Suzie’s Top-4 Reasons to Start Saving for Retirement Right After (or During) College

Tomorrow, my personal challenge to save all my money for a week is complete! And then it will be time to buy groceries. It’s amazing what you can find when putting off buying things (for instance, I totally broke out the ramen noodles this weekend). Yummy financial savings!

Since I have been focusing on avoiding the numbers this past week, I figured that I would offset my week without spending challenge with a different challenge: a week of Top ___ towards financial education. Welcome to day two (day one found here).

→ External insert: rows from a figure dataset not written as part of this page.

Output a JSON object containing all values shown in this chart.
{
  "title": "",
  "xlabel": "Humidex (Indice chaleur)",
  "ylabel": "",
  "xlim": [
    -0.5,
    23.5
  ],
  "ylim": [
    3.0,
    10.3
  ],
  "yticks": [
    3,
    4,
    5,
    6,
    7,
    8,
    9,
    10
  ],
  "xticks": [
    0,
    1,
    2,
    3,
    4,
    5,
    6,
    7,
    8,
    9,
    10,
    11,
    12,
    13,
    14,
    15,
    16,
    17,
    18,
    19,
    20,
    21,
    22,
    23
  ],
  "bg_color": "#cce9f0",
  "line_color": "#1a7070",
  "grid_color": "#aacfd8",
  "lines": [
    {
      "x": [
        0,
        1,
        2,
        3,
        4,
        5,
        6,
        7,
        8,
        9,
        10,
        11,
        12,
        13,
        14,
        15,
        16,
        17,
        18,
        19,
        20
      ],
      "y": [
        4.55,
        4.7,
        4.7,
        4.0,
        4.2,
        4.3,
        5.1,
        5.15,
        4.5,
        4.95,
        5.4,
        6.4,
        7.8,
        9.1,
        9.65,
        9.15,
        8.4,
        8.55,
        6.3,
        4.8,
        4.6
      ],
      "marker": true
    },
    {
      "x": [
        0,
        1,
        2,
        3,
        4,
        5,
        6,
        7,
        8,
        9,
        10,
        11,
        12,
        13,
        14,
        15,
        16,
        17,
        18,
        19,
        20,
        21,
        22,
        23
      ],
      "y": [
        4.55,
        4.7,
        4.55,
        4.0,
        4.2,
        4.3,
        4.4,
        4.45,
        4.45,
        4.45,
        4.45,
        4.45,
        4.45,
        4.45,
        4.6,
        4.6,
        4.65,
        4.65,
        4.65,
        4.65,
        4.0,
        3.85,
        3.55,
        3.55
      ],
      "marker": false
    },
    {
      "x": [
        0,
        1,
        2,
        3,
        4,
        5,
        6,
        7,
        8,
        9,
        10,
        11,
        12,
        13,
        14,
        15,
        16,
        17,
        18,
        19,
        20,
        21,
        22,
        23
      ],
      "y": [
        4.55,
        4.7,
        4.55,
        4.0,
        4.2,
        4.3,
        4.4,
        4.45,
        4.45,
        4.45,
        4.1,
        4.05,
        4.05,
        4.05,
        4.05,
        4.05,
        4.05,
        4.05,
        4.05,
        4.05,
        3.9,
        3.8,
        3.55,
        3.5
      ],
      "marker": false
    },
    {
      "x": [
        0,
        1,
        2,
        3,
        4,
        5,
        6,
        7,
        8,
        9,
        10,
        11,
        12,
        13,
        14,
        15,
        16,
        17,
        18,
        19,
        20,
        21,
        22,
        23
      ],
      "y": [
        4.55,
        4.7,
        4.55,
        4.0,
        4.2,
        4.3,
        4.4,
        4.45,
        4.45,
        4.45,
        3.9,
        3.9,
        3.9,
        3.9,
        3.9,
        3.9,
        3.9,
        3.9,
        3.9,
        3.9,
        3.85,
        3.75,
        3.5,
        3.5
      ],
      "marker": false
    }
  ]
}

Top 4 Reasons to Start Saving for Retirement Right After (or During) College

After reading through a variety of financial guides, it occurs to me that the biggest trend that every financial planner is stressing for college students is saving for retirement now. Why save so early when we can barely pay the bills now?

1. We are not our parents
Social security has done what it has intended to do thus far, but it’s not going to be what it is now when our generation hits 65. People are living longer and thus stretching social security beyond its means, and our parents’ boomer generation is going to trample the system. Essentially: we are going to need to rely on ourselves, unlike generations before us. It is on us, not the federal government, to figure out our retirement.

2. Financial practice makes perfect
Okay, maybe not perfect (nobody is perfect, especially when it comes to money), but getting in the habit of dedicating 10% of our paychecks towards retirement now (say $250 a month for a $30,000 salary) is a lot easier when making bigger bucks (say $625 a month for a $75,000 salary). Easing into this system makes saving for retirement easier later in life.

3. You don’t know when you’re going to retire
The 2007 Retirement Confidence Survey found that 37% of current retirees retired earlier than planned because of something unexpected, such as health problems or changes in their company such as downsizing. Don’t think that will happen to you? Tell your 47-year-old self that.

4. Compound Interest
Here’s the good news, and anyone who has done any research on retirement knew this one was coming. When it comes to retirement, it pays to be young. Why? Compound interest. It’s a pretty simple system. Say you make 10% interest a year, and you have $10. That means after the first year, you have $11. If you earn 10% the next year, you have $12.10 because the interest earned from the previous year built up from the following. Let’s take bigger numbers to heart. Say you put in $300 a month, every month, for forty years (age 25-65) at a rate of 10% annual return. Know how much you’ll end with? $1,752,666.52. That’s right, you’ll be a millionaire. So start now.

After being ever so commanding on what you should do with your finances, I have a confession. As a college senior, I am not investing towards my retirement yet; I am diverting those funds (about $250 a month) to a savings account that will be my nest egg after college. Once I am salaried and making real money, I vow that I will immediately start saving for retirement.